Until now. Her mother’s death was a powerful turning point.
It was midnight before she went to bed, sleeping with her mother’s pink cotton robe wrapped around her. A robe whose front was soon soaked in tears. Having used up all her strength, Sarah fell into an exhausted sleep.
SHE RETURNED Joe’s four-wheel-drive first thing in the morning, parking it on the hospital grounds, then walking into the building to speak to the man himself. Looking around, she had to applaud what she saw. McQueen money had provided this hospital for the town. No expense had been spared in its construction, its neat gardens, its medical equipment, its cheerful interior.
She found Sister Bradley at the nurses’ station and exchanged a few words before moving down the corridor to Joe’s office. Joe had said he particularly wanted to speak to her. What about? Word in the town for more years than she could remember was that Joe had been Ruth McQueen’s lover. A rumor Sarah had found so overwhelming she’d tried to discount it. She liked and respected Joe. Everyone did. He was a fine, caring doctor, devoted to his patients and the well-being of the town. Joe had brought her into the world. It was impossible to dislike or distrust him.
But his relationship with Ruth McQueen…it couldn’t be true.
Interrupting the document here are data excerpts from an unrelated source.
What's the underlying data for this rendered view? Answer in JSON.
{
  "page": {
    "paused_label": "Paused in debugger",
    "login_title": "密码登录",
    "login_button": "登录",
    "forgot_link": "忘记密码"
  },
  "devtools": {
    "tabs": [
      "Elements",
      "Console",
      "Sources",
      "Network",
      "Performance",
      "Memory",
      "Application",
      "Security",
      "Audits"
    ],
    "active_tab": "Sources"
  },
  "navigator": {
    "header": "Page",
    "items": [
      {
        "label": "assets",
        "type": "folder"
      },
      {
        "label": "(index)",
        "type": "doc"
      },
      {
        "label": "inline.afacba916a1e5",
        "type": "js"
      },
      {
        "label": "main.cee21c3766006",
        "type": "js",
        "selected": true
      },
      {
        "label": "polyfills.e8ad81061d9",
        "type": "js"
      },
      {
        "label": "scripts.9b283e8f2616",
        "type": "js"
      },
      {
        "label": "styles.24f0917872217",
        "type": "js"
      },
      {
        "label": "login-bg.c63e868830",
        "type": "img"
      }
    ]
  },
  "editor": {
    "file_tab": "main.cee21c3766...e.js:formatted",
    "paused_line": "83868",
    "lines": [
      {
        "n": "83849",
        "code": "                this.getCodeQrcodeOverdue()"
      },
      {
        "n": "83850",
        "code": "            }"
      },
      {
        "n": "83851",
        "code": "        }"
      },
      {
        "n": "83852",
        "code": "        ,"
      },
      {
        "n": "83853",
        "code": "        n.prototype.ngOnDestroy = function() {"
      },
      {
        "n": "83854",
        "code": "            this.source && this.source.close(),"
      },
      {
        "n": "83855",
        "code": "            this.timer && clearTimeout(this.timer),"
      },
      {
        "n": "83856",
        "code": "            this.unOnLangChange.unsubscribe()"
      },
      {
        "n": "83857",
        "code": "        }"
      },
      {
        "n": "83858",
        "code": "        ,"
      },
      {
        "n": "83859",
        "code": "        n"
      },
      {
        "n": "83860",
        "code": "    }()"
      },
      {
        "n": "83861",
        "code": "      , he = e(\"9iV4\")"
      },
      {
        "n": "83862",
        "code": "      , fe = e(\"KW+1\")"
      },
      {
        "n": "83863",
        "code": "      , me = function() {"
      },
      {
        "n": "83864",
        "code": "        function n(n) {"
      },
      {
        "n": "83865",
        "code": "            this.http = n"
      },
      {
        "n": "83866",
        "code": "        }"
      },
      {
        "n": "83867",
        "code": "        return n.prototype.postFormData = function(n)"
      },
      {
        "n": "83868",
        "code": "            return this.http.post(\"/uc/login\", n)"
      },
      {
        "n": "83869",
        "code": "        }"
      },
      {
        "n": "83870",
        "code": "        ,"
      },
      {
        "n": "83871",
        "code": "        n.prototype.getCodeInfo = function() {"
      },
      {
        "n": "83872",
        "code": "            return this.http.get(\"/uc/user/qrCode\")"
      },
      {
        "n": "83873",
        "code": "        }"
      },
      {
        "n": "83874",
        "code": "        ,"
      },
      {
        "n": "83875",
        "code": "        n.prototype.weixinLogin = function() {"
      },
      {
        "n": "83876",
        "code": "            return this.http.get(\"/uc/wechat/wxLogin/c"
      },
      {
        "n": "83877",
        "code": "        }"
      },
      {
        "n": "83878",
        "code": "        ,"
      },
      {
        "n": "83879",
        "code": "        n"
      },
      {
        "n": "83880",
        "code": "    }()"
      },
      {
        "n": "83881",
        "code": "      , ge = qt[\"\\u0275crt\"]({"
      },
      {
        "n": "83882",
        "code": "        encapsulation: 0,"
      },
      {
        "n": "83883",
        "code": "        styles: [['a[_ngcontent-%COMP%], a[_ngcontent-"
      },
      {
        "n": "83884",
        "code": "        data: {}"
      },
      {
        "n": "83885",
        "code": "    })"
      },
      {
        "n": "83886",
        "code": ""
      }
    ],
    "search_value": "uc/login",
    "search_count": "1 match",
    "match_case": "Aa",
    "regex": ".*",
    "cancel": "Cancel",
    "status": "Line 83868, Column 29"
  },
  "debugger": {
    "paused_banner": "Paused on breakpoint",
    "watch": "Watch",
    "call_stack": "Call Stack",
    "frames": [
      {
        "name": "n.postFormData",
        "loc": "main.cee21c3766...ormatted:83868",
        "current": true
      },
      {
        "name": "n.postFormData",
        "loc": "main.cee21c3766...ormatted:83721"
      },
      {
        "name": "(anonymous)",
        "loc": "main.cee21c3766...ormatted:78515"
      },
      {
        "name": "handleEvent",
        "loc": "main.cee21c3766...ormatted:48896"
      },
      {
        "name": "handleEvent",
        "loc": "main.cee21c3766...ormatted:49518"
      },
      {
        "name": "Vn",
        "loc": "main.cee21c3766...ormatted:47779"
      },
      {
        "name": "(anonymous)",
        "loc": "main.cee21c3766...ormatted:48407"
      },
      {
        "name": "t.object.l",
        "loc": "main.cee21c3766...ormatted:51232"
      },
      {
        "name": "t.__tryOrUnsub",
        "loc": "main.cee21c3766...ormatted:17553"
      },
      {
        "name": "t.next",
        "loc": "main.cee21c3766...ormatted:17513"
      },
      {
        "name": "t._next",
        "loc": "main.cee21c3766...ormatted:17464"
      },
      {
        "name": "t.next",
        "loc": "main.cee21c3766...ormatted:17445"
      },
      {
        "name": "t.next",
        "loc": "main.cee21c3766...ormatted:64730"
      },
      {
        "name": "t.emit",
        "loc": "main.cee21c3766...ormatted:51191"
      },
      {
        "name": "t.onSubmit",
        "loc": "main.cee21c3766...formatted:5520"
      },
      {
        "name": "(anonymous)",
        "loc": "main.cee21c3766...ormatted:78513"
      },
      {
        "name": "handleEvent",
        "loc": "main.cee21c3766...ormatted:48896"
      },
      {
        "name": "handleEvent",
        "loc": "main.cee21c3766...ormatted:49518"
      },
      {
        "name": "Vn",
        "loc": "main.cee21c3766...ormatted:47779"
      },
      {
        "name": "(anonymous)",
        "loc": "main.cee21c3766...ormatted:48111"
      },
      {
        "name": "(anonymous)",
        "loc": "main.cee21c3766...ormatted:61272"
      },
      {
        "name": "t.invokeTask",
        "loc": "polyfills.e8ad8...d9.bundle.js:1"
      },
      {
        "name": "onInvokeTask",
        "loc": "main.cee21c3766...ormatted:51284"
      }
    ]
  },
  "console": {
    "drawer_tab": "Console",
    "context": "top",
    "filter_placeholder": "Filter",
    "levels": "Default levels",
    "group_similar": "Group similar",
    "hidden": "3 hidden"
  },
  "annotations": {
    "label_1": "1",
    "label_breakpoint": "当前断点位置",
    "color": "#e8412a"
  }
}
Wouldn’t Ruth have a problem mating with a mere mortal? Sarah wondered if this was some wild story people chose to believe simply because it was so bizarre. Not that Ruth McQueen was without a lethal sort of attraction. Even now that she was a woman in her seventies, you could see that she’d possessed sexual magnetism.
Imagine trying to make love to her, Sarah thought. Joe would’ve had to manage the whole business on his knees. When she tapped on the glass door, Joe raised his head, his gentle, worn face lighting up.
“Come in, Sarah. Please sit down.”
“I’ve left your car out front.”
“Thank you, my dear. Did you manage to get a little sleep?”
“Not right away, Joe. I don’t have to tell you what it’s like. Now, what’s this you want to talk over with me? You look awfully tired. Are you all right?”
“Sort of.” Joe responded.
“That’s not much of an answer.”
“All right then, my dear. I have cancer. I’m not telling anyone else.”
“Joe!” Sarah was saddened and shocked. “If you can bear to, please tell me more.”
Joe did, going into clinical detail. It was clear he had only six to twelve months to live. “As I say, Sarah, and you will know, it’s the end of the line.”
“You’re so calm, Joe.” Sarah said, finding it difficult to swallow.
“I’m seventy. I’ve had a good innings.”